High-throughput single-cell methylation resolves epigenetic states in hematopoietic differentiation and age-related clonal expansions Free

DNA methylation at CpG dinucleotides is a critical regulator of cell identity and epigenetic memory, and it becomes universally disrupted during hematopoietic aging, preleukemic clonal expansions and their progression towards malignancy. Therefore, understanding how hematopoietic identity is specified, inherited and disrupted at the single-cell level is essential to develop therapeutic strategies for age-related hematologic disorders. However, current single-cell DNA methylation profiling technologies are limited by either low throughput (hundreds of cells) or low capture rates (10³-10⁵ CpGs per cell; <0.3% of CpGs the human genome) and are thus insufficient to characterize heterogeneous populations in the hematopoietic system.

To tackle this limitation, we developed DREAM-seq (Droplet-based Restriction Enzyme And Methylation sequencing), a high-throughput single-cell DNA methylation technology based on droplet microfluidics and MspI-based reduced representation chemistry. DREAM-seq profiles >5,000 single-cell methylomes per experiment, capturing 0.44M CpGs per cell (3.75-fold increase vs. existing methods) and 3.16 CpGs per read (4-fold increase), with each CpG detected in 1 out of 20 cells. This allows us to generate comprehensive datasets covering >50% of CpGs in the human genome, with marked improvements in clustering resolution and cell type identification.

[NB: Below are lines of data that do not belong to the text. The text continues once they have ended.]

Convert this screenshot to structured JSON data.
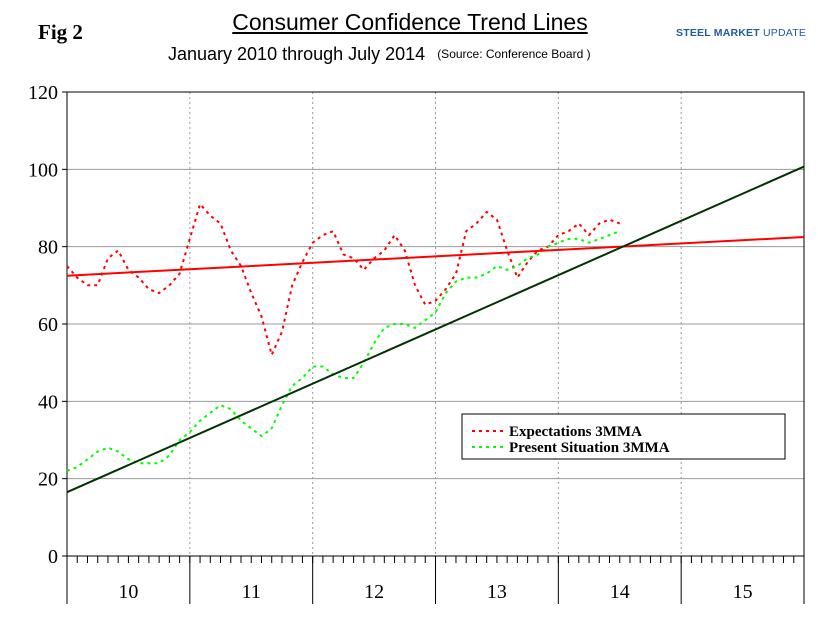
{
  "header": {
    "fig_label": "Fig 2",
    "title": "Consumer Confidence Trend Lines",
    "subtitle": "January 2010 through July 2014",
    "source": "(Source: Conference Board )",
    "brand_bold": "STEEL MARKET",
    "brand_thin": " UPDATE"
  },
  "chart_data": {
    "type": "line",
    "title": "Consumer Confidence Trend Lines",
    "xlabel": "",
    "ylabel": "",
    "ylim": [
      0,
      120
    ],
    "yticks": [
      0,
      20,
      40,
      60,
      80,
      100,
      120
    ],
    "x_unit": "months since Jan 2010",
    "xlim": [
      0,
      72
    ],
    "year_labels": [
      "10",
      "11",
      "12",
      "13",
      "14",
      "15"
    ],
    "grid": true,
    "legend_position": "lower-right",
    "series": [
      {
        "name": "Expectations 3MMA",
        "style": "dotted",
        "color": "#ff0000",
        "x": [
          0,
          1,
          2,
          3,
          4,
          5,
          6,
          7,
          8,
          9,
          10,
          11,
          12,
          13,
          14,
          15,
          16,
          17,
          18,
          19,
          20,
          21,
          22,
          23,
          24,
          25,
          26,
          27,
          28,
          29,
          30,
          31,
          32,
          33,
          34,
          35,
          36,
          37,
          38,
          39,
          40,
          41,
          42,
          43,
          44,
          45,
          46,
          47,
          48,
          49,
          50,
          51,
          52,
          53,
          54
        ],
        "values": [
          75,
          72,
          70,
          70,
          77,
          79,
          74,
          72,
          69,
          68,
          70,
          73,
          82,
          91,
          88,
          86,
          79,
          75,
          68,
          62,
          52,
          58,
          70,
          76,
          81,
          83,
          84,
          78,
          77,
          74,
          77,
          79,
          83,
          79,
          70,
          65,
          66,
          69,
          73,
          84,
          86,
          89,
          87,
          79,
          72,
          76,
          79,
          80,
          83,
          84,
          86,
          83,
          86,
          87,
          86
        ]
      },
      {
        "name": "Present Situation 3MMA",
        "style": "dotted",
        "color": "#00ff00",
        "x": [
          0,
          1,
          2,
          3,
          4,
          5,
          6,
          7,
          8,
          9,
          10,
          11,
          12,
          13,
          14,
          15,
          16,
          17,
          18,
          19,
          20,
          21,
          22,
          23,
          24,
          25,
          26,
          27,
          28,
          29,
          30,
          31,
          32,
          33,
          34,
          35,
          36,
          37,
          38,
          39,
          40,
          41,
          42,
          43,
          44,
          45,
          46,
          47,
          48,
          49,
          50,
          51,
          52,
          53,
          54
        ],
        "values": [
          22,
          23,
          25,
          27,
          28,
          27,
          25,
          24,
          24,
          24,
          26,
          30,
          32,
          35,
          37,
          39,
          38,
          35,
          33,
          31,
          33,
          39,
          44,
          46,
          49,
          49,
          47,
          46,
          46,
          50,
          55,
          59,
          60,
          60,
          59,
          61,
          63,
          68,
          71,
          72,
          72,
          73,
          75,
          74,
          75,
          77,
          78,
          80,
          81,
          82,
          82,
          81,
          82,
          83,
          84
        ]
      },
      {
        "name": "Expectations trend",
        "style": "solid",
        "color": "#ff0000",
        "x": [
          0,
          72
        ],
        "values": [
          72.5,
          82.5
        ]
      },
      {
        "name": "Present Situation trend",
        "style": "solid",
        "color": "#003300",
        "x": [
          0,
          72
        ],
        "values": [
          16.5,
          100.7
        ]
      }
    ]
  }
}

We leveraged DREAM-seq to sequence 51,208 single-cell methylomes from human peripheral blood, CD34-enriched and whole bone marrow (BM) cells, generating the largest tissue-specific atlas of hematopoietic differentiation at single-cell methylome resolution to date. Unbiased selection of 71,115 variably methylated CpG sites identified all major hematopoietic cell subtypes, recapitulating cell type specific methylation patterns (monocyte-specific CEBPA and MPO hypomethylation) and cell states (TCF7 gene body methylation in effector CD8+ T cells compared to naïve subsets). Cell-type defining CpGs were depleted from CpG islands and TSS but strongly enriched in distal enhancers and CTCF sites (72.2 %), highlighting their role in specifying hematopoietic cell fates. Interestingly, 27.8% of cell-identity CpGs were located in heterochromatin, where DNA methylation provides an additional regulatory layer not captured by chromatin accessibility methods. These data suggest a model in which DNA methylation regulates both enhancer activity and higher-order chromatin structure at heterochromatin regions, which together control hematopoietic cell identity.

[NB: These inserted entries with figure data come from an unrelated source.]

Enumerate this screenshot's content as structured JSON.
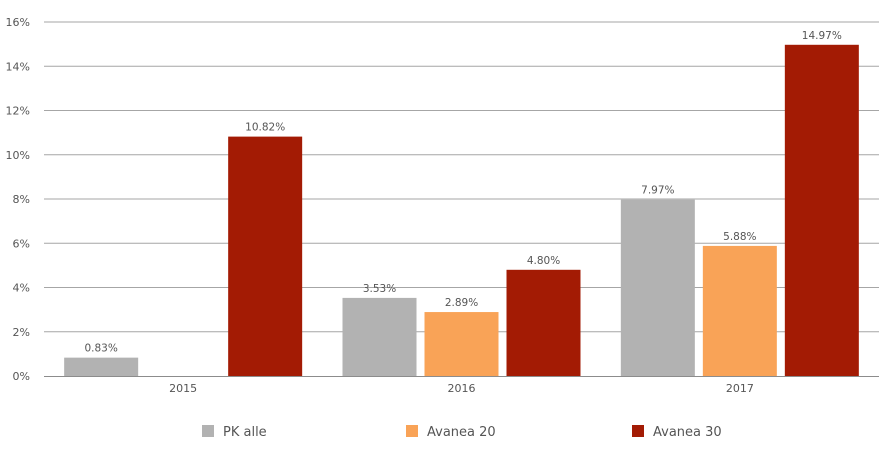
{
  "chart_data": {
    "type": "bar",
    "title": "",
    "xlabel": "",
    "ylabel": "",
    "categories": [
      "2015",
      "2016",
      "2017"
    ],
    "ylim": [
      0,
      16
    ],
    "y_ticks": [
      "0%",
      "2%",
      "4%",
      "6%",
      "8%",
      "10%",
      "12%",
      "14%",
      "16%"
    ],
    "grid": true,
    "legend_position": "bottom",
    "series": [
      {
        "name": "PK alle",
        "color": "#b2b2b2",
        "values": [
          0.83,
          3.53,
          7.97
        ],
        "labels": [
          "0.83%",
          "3.53%",
          "7.97%"
        ]
      },
      {
        "name": "Avanea 20",
        "color": "#f9a357",
        "values": [
          null,
          2.89,
          5.88
        ],
        "labels": [
          "",
          "2.89%",
          "5.88%"
        ]
      },
      {
        "name": "Avanea 30",
        "color": "#a31b04",
        "values": [
          10.82,
          4.8,
          14.97
        ],
        "labels": [
          "10.82%",
          "4.80%",
          "14.97%"
        ]
      }
    ]
  }
}
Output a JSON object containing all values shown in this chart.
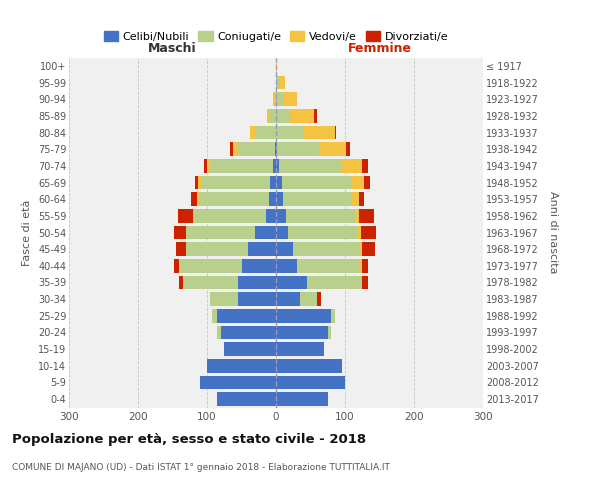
{
  "age_groups_bottom_to_top": [
    "0-4",
    "5-9",
    "10-14",
    "15-19",
    "20-24",
    "25-29",
    "30-34",
    "35-39",
    "40-44",
    "45-49",
    "50-54",
    "55-59",
    "60-64",
    "65-69",
    "70-74",
    "75-79",
    "80-84",
    "85-89",
    "90-94",
    "95-99",
    "100+"
  ],
  "birth_years_bottom_to_top": [
    "2013-2017",
    "2008-2012",
    "2003-2007",
    "1998-2002",
    "1993-1997",
    "1988-1992",
    "1983-1987",
    "1978-1982",
    "1973-1977",
    "1968-1972",
    "1963-1967",
    "1958-1962",
    "1953-1957",
    "1948-1952",
    "1943-1947",
    "1938-1942",
    "1933-1937",
    "1928-1932",
    "1923-1927",
    "1918-1922",
    "≤ 1917"
  ],
  "colors": {
    "celibi": "#4472c4",
    "coniugati": "#b8d08c",
    "vedovi": "#f5c342",
    "divorziati": "#cc2200"
  },
  "males": {
    "celibi": [
      85,
      110,
      100,
      75,
      80,
      85,
      55,
      55,
      50,
      40,
      30,
      15,
      10,
      8,
      5,
      2,
      0,
      0,
      0,
      0,
      0
    ],
    "coniugati": [
      0,
      0,
      0,
      0,
      5,
      8,
      40,
      80,
      90,
      90,
      100,
      105,
      100,
      100,
      90,
      55,
      30,
      8,
      2,
      0,
      0
    ],
    "vedovi": [
      0,
      0,
      0,
      0,
      0,
      0,
      0,
      0,
      0,
      0,
      0,
      0,
      5,
      5,
      5,
      5,
      8,
      5,
      2,
      0,
      0
    ],
    "divorziati": [
      0,
      0,
      0,
      0,
      0,
      0,
      0,
      5,
      8,
      15,
      18,
      22,
      8,
      5,
      5,
      5,
      0,
      0,
      0,
      0,
      0
    ]
  },
  "females": {
    "nubili": [
      75,
      100,
      95,
      70,
      75,
      80,
      35,
      45,
      30,
      25,
      18,
      15,
      10,
      8,
      5,
      2,
      0,
      0,
      0,
      0,
      0
    ],
    "coniugati": [
      0,
      0,
      0,
      0,
      5,
      5,
      25,
      80,
      90,
      95,
      100,
      100,
      100,
      100,
      90,
      60,
      40,
      20,
      10,
      5,
      0
    ],
    "vedovi": [
      0,
      0,
      0,
      0,
      0,
      0,
      0,
      0,
      5,
      5,
      5,
      5,
      10,
      20,
      30,
      40,
      45,
      35,
      20,
      8,
      2
    ],
    "divorziati": [
      0,
      0,
      0,
      0,
      0,
      0,
      5,
      8,
      8,
      18,
      22,
      22,
      8,
      8,
      8,
      5,
      2,
      5,
      0,
      0,
      0
    ]
  },
  "title": "Popolazione per età, sesso e stato civile - 2018",
  "subtitle": "COMUNE DI MAJANO (UD) - Dati ISTAT 1° gennaio 2018 - Elaborazione TUTTITALIA.IT",
  "xlabel_left": "Maschi",
  "xlabel_right": "Femmine",
  "ylabel_left": "Fasce di età",
  "ylabel_right": "Anni di nascita",
  "legend_labels": [
    "Celibi/Nubili",
    "Coniugati/e",
    "Vedovi/e",
    "Divorziati/e"
  ],
  "xlim": 300,
  "bg_color": "#f0f0f0",
  "grid_color": "#bbbbbb"
}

To gain insights into methylation-driven lineage specification, we computed enhancer methylation levels across hematopoietic populations. We discovered that >40% of CD34+ cells display hypomethylation of lineage-specific enhancers prior to commitment, suggesting methylation-based lineage priming at the HSPC level. We further traced the methylation patterns from HSPCs towards differentiated cells in myeloid, lymphoid and erythroid lineages, identifying early and late changes in the epigenome that occur upon lineage commitment. This highlights previously unrecognized roles of DNA methylation in lineage priming and hematopoietic differentiation dynamics.

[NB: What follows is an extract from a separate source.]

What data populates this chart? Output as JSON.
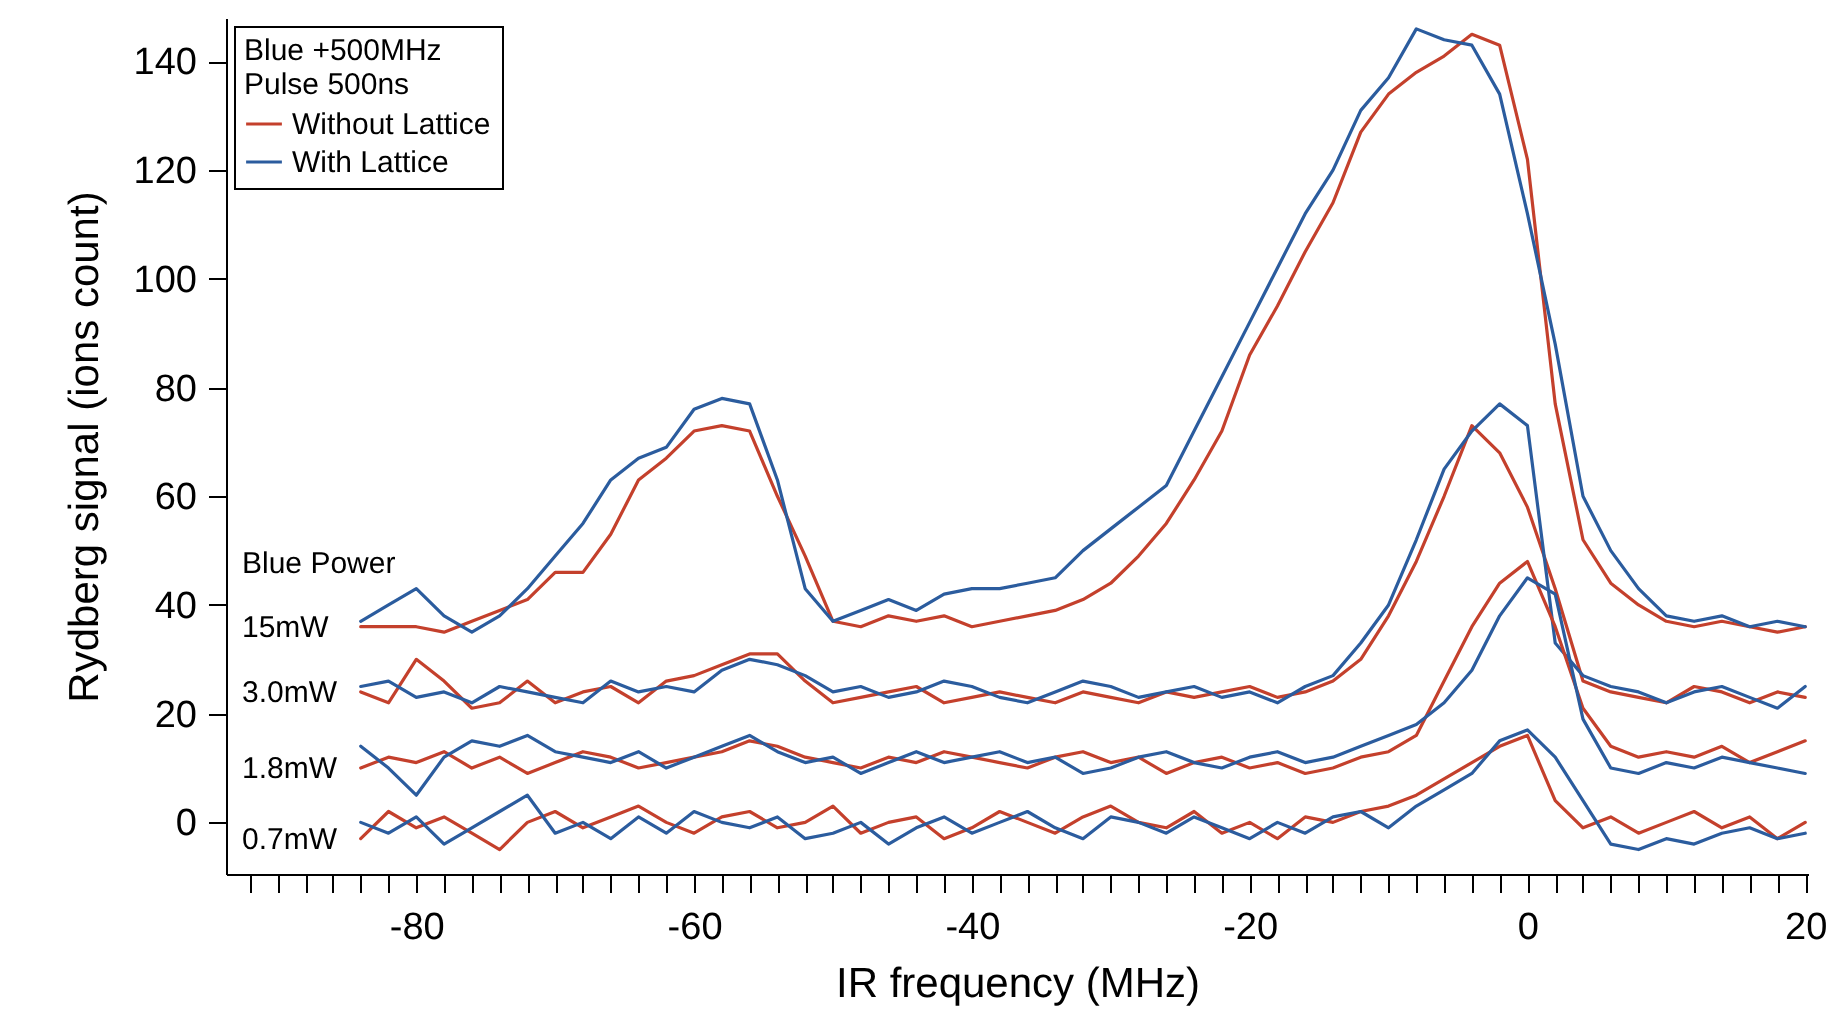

To understand how these methylation states are disrupted during hematopoietic aging and age-related clonal expansions, we analyzed 18,268 single-cell methylomes from aged BM donors, including 3 TET2-mutant clonal hematopoiesis samples. We first identified clonal populations by leveraging genetic variants as clonal markers, finding significant oligoclonality in aged BM, with 3-fold less clonal clusters than young BM. By characterizing the methylation state of these populations, we are defining “high-fitness” methylation states, which could be implicated in driving clonal expansions and might be reversed to constrain age-related clonal hematopoiesis.In summary, we present DREAM-seq, a new single-cell DNA methylation technology which we leverage to generate the largest single-cell methylome atlas of human hematopoiesis to date. By defining methylation-based cell states predictive of lineage output and clonal fitness, we identify epigenetic drivers of hematopoietic differentiation and their disruption during age-related clonal expansions. Our framework provides a foundational resource for understanding epigenetic drivers of hematopoietic malignancies, improving leukemia classification and predicting therapeutic responses.